Java gebruikt Unicode (UTF-16), dat doorgaans 16 bits gebruikt om een teken weer te geven.

37
New cards

Hoe geeft Java de lengte van een string weer?

Java bevat een woord dat de lengte van de string weergeeft.

38
New cards

Waarin verschilt UTF-8 codering van UTF-16?

UTF-8 gebruikt codering met variabele lengte (8, 16 of 32 bits), terwijl UTF-16 16 bits per teken gebruikt.

39
New cards

Wat zijn de drie methoden om de lengte van een tekenreeks weer te geven?

1) Lengte op de eerste positie,

2) Lengte opgeslagen in een variabele,

3) Null character termination.

40
New cards

Hoe wordt PC-relative addressing gebruikt in RISC-V branches?

Het branch address is de som van de huidige PC en de constante in de instructie.

41
New cards

Waarom is PC-relative addressing efficiënt voor conditional branches?
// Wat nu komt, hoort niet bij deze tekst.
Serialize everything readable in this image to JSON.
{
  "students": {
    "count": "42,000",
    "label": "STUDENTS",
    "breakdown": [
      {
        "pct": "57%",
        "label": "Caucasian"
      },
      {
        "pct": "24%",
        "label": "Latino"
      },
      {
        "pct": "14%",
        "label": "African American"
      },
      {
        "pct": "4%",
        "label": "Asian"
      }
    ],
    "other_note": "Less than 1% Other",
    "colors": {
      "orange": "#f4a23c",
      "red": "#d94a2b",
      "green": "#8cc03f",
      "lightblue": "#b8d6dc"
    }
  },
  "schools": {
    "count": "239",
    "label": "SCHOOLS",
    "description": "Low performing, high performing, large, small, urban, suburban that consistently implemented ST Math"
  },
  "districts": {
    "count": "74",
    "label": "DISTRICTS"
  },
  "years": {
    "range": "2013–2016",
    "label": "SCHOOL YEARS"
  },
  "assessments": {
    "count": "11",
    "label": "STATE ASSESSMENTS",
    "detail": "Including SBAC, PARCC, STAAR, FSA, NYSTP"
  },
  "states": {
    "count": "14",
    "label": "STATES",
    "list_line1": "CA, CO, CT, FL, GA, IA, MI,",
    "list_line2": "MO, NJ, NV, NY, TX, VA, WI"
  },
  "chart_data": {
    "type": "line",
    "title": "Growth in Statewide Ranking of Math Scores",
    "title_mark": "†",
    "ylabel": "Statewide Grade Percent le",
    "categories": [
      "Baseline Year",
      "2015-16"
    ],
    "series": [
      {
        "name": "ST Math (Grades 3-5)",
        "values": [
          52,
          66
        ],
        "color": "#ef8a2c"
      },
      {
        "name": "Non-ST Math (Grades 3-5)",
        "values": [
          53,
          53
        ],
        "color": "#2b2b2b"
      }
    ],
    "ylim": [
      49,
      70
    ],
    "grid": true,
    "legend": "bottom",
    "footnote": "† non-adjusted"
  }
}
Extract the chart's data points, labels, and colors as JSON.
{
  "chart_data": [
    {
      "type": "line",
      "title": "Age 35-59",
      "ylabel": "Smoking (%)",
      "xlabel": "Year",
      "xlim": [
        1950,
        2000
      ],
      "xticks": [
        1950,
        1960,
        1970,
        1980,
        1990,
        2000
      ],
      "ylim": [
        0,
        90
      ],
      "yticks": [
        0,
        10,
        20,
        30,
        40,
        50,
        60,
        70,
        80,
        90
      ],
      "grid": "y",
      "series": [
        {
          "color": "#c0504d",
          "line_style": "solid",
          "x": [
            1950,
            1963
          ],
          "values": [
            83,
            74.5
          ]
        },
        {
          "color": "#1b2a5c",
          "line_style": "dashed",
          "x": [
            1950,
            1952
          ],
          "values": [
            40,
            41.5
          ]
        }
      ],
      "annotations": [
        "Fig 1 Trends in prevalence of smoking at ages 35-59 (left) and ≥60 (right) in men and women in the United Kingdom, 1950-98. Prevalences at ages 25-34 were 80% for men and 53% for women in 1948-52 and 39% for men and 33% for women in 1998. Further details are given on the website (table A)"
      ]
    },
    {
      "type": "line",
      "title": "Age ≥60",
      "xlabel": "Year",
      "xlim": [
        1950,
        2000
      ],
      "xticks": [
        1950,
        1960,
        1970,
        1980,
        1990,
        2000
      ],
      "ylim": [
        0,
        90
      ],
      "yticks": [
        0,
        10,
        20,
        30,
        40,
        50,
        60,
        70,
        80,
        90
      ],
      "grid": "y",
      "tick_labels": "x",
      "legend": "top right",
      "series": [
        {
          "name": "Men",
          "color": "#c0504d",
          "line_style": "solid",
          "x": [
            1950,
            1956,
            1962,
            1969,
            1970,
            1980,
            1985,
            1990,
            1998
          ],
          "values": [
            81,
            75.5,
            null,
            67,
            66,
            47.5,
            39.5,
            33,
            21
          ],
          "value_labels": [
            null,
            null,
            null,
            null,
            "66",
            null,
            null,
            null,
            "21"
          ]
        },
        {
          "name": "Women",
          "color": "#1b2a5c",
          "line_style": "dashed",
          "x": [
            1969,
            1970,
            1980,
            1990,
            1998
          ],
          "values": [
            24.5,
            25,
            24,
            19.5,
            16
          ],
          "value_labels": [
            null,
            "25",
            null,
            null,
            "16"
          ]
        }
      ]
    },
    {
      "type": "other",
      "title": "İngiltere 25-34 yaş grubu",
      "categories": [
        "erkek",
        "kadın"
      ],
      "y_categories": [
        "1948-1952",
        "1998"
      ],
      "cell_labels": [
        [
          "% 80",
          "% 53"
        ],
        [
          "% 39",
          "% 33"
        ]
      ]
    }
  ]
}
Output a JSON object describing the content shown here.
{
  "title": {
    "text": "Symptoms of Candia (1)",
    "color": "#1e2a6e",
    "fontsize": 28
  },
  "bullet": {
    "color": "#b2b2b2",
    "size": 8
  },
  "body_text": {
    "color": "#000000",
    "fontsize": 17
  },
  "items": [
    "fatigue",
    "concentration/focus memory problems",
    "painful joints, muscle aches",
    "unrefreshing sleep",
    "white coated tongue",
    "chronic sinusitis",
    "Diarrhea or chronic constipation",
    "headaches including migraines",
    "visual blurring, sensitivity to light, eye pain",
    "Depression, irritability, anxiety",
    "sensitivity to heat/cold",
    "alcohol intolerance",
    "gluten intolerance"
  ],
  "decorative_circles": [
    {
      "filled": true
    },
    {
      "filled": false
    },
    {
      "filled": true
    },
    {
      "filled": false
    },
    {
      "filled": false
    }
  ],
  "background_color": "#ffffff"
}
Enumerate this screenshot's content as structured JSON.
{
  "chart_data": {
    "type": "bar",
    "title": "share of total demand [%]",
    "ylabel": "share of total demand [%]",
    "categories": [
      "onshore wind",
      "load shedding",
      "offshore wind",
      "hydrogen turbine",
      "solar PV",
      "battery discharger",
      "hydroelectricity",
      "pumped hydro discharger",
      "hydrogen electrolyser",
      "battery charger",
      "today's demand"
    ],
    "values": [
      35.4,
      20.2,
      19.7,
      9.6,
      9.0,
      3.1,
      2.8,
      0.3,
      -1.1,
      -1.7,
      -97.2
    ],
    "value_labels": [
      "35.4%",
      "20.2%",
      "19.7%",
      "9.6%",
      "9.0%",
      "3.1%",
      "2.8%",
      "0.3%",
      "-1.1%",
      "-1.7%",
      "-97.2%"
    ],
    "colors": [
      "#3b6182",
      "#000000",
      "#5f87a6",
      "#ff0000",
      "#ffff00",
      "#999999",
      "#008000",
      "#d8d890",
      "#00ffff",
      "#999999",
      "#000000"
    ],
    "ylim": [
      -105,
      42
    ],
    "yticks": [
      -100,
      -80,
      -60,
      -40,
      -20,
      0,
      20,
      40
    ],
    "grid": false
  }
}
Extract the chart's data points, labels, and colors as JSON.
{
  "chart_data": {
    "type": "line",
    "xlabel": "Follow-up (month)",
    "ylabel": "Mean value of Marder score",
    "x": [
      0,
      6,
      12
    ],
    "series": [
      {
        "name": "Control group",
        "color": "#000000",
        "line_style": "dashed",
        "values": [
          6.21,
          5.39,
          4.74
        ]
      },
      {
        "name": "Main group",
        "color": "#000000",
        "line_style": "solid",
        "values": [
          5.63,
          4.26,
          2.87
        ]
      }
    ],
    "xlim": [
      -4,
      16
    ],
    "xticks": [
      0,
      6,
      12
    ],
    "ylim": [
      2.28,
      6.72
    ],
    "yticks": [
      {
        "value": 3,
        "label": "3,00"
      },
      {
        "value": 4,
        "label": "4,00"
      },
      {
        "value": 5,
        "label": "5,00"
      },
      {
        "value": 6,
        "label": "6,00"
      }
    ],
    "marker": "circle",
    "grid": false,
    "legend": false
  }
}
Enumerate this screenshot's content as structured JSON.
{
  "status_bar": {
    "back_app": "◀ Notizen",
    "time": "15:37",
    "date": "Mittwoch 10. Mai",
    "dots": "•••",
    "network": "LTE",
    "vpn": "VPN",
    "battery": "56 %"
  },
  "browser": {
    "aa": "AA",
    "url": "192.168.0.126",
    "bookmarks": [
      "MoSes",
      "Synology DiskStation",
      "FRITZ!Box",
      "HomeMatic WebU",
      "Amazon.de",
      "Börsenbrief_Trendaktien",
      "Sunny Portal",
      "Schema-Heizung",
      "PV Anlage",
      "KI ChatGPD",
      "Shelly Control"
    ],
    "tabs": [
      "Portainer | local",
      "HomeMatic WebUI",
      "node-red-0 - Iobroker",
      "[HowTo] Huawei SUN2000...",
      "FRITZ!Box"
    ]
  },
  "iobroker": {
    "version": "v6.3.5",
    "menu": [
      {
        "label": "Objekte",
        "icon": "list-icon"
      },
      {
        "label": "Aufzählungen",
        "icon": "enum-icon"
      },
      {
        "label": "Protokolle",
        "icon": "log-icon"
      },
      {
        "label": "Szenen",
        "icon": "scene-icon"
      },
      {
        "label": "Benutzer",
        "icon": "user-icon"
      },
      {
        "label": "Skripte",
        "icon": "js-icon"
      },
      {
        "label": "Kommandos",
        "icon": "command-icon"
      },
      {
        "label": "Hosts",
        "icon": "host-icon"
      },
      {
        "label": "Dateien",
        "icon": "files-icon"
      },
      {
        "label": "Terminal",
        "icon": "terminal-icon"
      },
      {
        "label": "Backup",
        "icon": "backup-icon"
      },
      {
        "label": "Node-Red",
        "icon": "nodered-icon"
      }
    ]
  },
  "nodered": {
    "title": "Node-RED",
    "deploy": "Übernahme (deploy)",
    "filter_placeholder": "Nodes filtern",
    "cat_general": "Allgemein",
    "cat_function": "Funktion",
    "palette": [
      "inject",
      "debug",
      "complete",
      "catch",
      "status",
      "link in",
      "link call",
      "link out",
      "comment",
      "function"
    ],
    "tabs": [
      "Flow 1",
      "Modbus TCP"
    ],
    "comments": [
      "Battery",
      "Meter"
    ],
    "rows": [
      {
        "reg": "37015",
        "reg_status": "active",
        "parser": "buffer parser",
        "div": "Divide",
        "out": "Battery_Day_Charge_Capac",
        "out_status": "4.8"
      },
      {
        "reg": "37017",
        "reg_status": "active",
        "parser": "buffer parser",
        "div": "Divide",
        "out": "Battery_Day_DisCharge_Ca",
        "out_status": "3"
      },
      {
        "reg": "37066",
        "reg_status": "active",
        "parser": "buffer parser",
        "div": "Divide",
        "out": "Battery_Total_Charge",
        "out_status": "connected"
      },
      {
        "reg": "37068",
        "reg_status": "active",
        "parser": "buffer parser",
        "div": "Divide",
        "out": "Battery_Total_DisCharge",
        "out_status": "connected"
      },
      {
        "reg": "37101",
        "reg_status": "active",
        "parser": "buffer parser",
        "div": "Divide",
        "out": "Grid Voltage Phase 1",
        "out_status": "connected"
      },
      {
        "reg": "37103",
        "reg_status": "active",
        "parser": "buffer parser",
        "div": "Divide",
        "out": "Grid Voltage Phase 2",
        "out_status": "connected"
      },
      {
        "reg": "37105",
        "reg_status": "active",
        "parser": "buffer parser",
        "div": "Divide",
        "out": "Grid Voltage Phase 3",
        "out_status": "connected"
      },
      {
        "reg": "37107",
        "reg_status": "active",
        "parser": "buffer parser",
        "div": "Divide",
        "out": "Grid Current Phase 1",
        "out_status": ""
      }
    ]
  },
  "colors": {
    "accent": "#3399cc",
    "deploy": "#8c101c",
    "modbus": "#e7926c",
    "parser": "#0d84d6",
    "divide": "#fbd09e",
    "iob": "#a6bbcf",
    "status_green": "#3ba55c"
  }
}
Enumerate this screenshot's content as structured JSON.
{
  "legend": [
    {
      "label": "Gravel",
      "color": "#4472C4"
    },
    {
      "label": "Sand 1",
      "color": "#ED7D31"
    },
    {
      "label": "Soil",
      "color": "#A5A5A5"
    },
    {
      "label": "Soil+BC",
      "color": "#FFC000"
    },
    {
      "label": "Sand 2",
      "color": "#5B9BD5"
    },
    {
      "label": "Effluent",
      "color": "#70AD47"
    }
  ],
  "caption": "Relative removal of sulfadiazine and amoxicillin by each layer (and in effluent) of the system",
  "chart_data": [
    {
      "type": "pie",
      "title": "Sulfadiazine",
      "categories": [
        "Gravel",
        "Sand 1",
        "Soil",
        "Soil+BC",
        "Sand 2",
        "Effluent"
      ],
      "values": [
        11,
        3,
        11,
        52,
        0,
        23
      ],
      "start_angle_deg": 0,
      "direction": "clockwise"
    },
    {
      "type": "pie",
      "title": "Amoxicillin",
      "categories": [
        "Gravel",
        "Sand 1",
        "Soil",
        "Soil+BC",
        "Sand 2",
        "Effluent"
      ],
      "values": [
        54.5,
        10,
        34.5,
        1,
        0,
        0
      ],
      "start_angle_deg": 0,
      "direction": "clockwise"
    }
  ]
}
Omdat de meeste branches naar instructies in de buurt zijn, waardoor het gemakkelijker is om kleine offsets te coderen.

42
New cards

Welke addressing mode wordt gebruikt in RISC-V voor toegang tot geheugen op een locatie ten opzichte van een basisregister?

Base or displacement addressing.

43
New cards

Hoe berekenen RISC-V branch instructions het branch target address?

Door een PC-relatieve offset toe te voegen aan de huidige programmateller.

44
New cards

Waarvoor staat PC?

Program counter

45
New cards

Wat is PC-relatief adresseren in RISC-V?

PC-relatief adresseren is een modus waarbij het doeladres wordt berekend door een constante van de instructie toe te voegen aan de huidige waarde van de programmateller (PC), waardoor aftakkingen en sprongen naar instructies in de buurt mogelijk zijn.